What is a migrant letter?

What is a migrant letter? 

Liz Stanley, University of Edinburgh, UK

Please reference as: Liz Stanley (2014) ‘What is a migrant letter?’ Whites Writing Whiteness  www.whiteswritingwhiteness.ed.ac.uk/blog/migrant-letter/ and provide the paragraph number as appropriate if quoting.

1. Some Forbes Letters Extracts:

2. Are all letters written by migrants ‘migrant letters’? At what point does someone stop being a migrant and become a settler? Are there important differences between being a migrant, a sojourner and a settler? Can someone (a migrant, a sojourner, a settler) write ‘migrant letters’ to some people but different kinds of letters to other people? And what happens to these categories of letters when someone moves their habitation back to their former country but carries on writing to the same array of people? These and related questions are important in understanding ‘whites writing whiteness’ in their letters in the South African context, for they raise crucial matters concerning the fundamental ontological character of letter-writing in the settler-colonial context.

3. On one level it is self-evident what a ‘migrant letter’ is: a letter from a migrant ‘abroad’ to a someone ‘at home’ (or vice versa), written in a context of semi/permanent absence, with such correspondences forming a transnational ‘third space’, having varied contents with a dualistic stance in looking backwards at shared origins and old relationships and affective bonds while coming to terms with new circumstances. Such ideas have been explored in a number of insightful and influential contributions (cf Fraser, Richards, Fitzpatrick, Gabaccia, Liu, Gerber, Elliott et al, Cancian). However, an interesting question arises concerning the degree to which this understanding of the migrant letter has been shaped by specificities of the sources drawn on. That is, it rests upon discussions of letters specifically identified as migrant ones, although most migrants will also have written many other letters, some to people ‘at home’, others to family, friends and business connections in the new context.
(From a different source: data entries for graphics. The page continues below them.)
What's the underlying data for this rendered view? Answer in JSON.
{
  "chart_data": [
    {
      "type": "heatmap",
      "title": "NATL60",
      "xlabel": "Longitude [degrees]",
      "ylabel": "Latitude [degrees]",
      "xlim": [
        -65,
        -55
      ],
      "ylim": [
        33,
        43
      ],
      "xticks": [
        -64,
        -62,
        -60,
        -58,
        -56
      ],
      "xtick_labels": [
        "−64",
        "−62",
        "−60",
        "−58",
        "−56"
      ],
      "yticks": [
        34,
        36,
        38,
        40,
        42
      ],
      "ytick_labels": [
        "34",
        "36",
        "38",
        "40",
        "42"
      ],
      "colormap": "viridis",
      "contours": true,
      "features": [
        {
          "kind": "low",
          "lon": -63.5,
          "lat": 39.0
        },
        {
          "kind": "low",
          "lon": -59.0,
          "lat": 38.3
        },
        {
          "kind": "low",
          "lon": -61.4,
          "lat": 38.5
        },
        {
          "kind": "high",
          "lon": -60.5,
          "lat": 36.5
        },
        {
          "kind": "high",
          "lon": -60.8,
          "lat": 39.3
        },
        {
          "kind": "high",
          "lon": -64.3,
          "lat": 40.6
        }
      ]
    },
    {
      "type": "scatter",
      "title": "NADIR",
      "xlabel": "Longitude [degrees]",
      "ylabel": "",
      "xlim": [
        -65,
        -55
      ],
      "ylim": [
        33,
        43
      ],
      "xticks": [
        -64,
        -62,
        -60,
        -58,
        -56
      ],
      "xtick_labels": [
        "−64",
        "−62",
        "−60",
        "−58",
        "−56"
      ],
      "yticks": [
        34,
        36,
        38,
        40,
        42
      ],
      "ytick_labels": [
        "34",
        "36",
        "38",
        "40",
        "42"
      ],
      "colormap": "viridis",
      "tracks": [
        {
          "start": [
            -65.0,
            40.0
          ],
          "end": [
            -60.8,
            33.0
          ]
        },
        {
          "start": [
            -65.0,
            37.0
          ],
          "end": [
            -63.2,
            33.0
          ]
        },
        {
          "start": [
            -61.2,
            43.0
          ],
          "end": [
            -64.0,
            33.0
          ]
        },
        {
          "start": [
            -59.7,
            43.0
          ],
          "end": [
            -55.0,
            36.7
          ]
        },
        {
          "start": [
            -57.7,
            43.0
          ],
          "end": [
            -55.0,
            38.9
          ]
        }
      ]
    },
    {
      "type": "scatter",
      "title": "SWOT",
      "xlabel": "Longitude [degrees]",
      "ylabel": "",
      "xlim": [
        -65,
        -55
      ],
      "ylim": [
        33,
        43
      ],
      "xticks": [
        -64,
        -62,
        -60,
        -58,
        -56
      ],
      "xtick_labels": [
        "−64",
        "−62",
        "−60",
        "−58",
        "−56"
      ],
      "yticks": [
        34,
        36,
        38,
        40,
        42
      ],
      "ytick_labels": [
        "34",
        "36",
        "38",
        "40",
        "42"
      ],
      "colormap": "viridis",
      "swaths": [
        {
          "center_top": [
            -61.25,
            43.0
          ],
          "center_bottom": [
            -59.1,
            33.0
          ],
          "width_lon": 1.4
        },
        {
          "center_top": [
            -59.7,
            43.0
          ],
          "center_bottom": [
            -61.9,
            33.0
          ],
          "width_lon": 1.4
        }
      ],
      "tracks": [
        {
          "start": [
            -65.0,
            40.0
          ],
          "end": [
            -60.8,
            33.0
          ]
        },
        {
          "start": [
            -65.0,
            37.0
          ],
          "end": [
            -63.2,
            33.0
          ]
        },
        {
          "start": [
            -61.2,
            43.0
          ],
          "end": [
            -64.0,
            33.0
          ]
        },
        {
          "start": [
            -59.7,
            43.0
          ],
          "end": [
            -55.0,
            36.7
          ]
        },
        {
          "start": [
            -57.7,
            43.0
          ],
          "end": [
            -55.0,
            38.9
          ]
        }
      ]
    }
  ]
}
When the migrant letter is explored in this broader context of settler-colonial letter-writing, and when both ‘ends’ of migrant correspondence can be considered – two major lacunae in the literature – something more complex comes into view.

4. The article explores and problematises definitional features of ‘migrant letters’ outlined above in relation to a number of aspects of the letters received and draft letters sent that are present in the Forbes Family collection, which contains some 50,000 documents written from 1850 and emigration by some family members from Scotland to Natal (and subsequently Transvaal), through to 1930. The majority are letters but also include diaries and business papers of various kinds. Significant numbers of the letters are from family members still in Scotland, and there are drafts of the letters sent to them by the South African end of these correspondences too. As a result, this collection provides the breadth and depth necessary for exploring in a methodologically robust way how migrant letters shape up when located within and explored in connection with the greater entirety of a family’s letter-writing.